Continuous and early prediction of future moderate and severe Acute Kidney Injury in critically ill patients: Development and multi-centric, multi-national external validation of a machine-learning model

被引:6
作者
Alfieri, Francesca [1 ]
Ancona, Andrea [1 ]
Tripepi, Giovanni [2 ]
Rubeis, Andrea [3 ]
Arjoldi, Niccolo [3 ]
Finazzi, Stefano [4 ]
Cauda, Valentina [1 ,3 ]
Fagugli, Riccardo Maria [5 ]
机构
[1] U Care Med Srl, Turin, Italy
[2] CNR IFC, Clin Epidemiol & Pathophysiol Renal Dis & Hyperten, Reggio Di Calabria, Italy
[3] Politecn Torino, Dept Appl Sci & Technol, Turin, Italy
[4] Ist Ric Farmacol Mario Negri IRCCS, Dipartimento Salute Pubbl, Lab Clin Data Sci, Bergamo, Italy
[5] Azienda Osped Terni, SC Nefrol & Dialisi, Terni, Italy
来源
PLOS ONE | 2023年 / 18卷 / 07期
关键词
ARTIFICIAL-INTELLIGENCE; HOSPITALIZED-PATIENTS; CREATININE; AKI; EPIDEMIOLOGY; DIALYSIS; OUTCOMES; SOCIETY;
D O I
10.1371/journal.pone.0287398
中图分类号
O [数理科学和化学]; P [天文学、地球科学]; Q [生物科学]; N [自然科学总论];
学科分类号
07 ; 0710 ; 09 ;
摘要
Background Acute Kidney Injury (AKI) is a major complication in patients admitted to Intensive Care Units (ICU), causing both clinical and economic burden on the healthcare system.

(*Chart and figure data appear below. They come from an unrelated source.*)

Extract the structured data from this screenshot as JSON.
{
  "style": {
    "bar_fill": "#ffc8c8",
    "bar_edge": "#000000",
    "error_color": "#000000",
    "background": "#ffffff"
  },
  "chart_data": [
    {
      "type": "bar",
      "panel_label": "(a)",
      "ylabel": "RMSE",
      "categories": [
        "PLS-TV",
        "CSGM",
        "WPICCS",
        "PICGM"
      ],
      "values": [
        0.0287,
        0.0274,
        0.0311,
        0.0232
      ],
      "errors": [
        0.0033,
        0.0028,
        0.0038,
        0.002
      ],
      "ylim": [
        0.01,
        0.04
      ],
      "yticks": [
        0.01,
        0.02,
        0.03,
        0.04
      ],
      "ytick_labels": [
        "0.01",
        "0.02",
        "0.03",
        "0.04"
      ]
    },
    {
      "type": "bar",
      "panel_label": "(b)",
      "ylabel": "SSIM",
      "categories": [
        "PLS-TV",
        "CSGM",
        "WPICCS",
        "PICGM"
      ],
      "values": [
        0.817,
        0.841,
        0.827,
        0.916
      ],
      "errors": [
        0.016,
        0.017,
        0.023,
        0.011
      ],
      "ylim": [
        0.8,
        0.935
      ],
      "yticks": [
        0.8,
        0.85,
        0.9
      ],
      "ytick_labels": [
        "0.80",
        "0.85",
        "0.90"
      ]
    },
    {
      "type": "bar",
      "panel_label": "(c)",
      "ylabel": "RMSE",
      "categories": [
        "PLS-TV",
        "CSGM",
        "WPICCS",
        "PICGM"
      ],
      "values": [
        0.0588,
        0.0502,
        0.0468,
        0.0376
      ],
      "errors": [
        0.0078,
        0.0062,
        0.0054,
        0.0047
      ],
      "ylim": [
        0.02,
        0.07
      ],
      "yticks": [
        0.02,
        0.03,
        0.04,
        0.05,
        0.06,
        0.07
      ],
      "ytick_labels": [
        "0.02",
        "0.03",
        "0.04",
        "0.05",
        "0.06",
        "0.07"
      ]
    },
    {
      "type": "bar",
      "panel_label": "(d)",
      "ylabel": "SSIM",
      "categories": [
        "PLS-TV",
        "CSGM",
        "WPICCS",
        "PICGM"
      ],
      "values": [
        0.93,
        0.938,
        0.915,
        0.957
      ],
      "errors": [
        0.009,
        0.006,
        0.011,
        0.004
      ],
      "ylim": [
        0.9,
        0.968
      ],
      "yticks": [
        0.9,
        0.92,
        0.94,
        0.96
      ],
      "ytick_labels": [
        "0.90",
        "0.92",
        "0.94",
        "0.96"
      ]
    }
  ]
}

This study develops a novel machine-learning (ML) model to predict, with several hours in advance, the AKI episodes of stage 2 and 3 (according to KDIGO definition) acquired in ICU. Methods A total of 16'760 ICU adult patients from 145 different ICU centers and 3 different countries (US, Netherland, Italy) are retrospectively enrolled for the study. Every hour the model continuously analyzes the routinely-collected clinical data to generate a new probability of developing AKI stage 2 and 3, according to KDIGO definition, during the ICU stay. Results The predictive model obtains an auROC of 0.884 for AKI (stage 2/3 KDIGO) prediction, when evaluated on the internal test set composed by 1'749 ICU stays from US and EU centers. When externally tested on a multi-centric US dataset of 6'985 ICU stays and multi-centric Italian dataset of 1'025 ICU stays, the model achieves an auROC of 0.877 and of 0.911, respectively. In all datasets, the time between model prediction and AKI (stage 2/3 KDIGO) onset is at least of 14 hours after the first day of ICU hospitalization. Conclusions In this study, a novel ML model for continuous and early AKI (stage 2/3 KDIGO) prediction is successfully developed, leveraging only routinely-available data. It continuously predicts AKI episodes during ICU stay, at least 14 hours in advance when the AKI episode happens after the first 24 hours of ICU admission. Its performances are validated in an extensive, multi-national and multi-centric cohort of ICU adult patients. This ML model overcomes the main limitations of currently available predictive models. The benefits of its real-world implementation enable an early proactive clinical management and the prevention of AKI episodes in ICU patients. Furthermore, the software could be directly integrated with IT system of the ICU.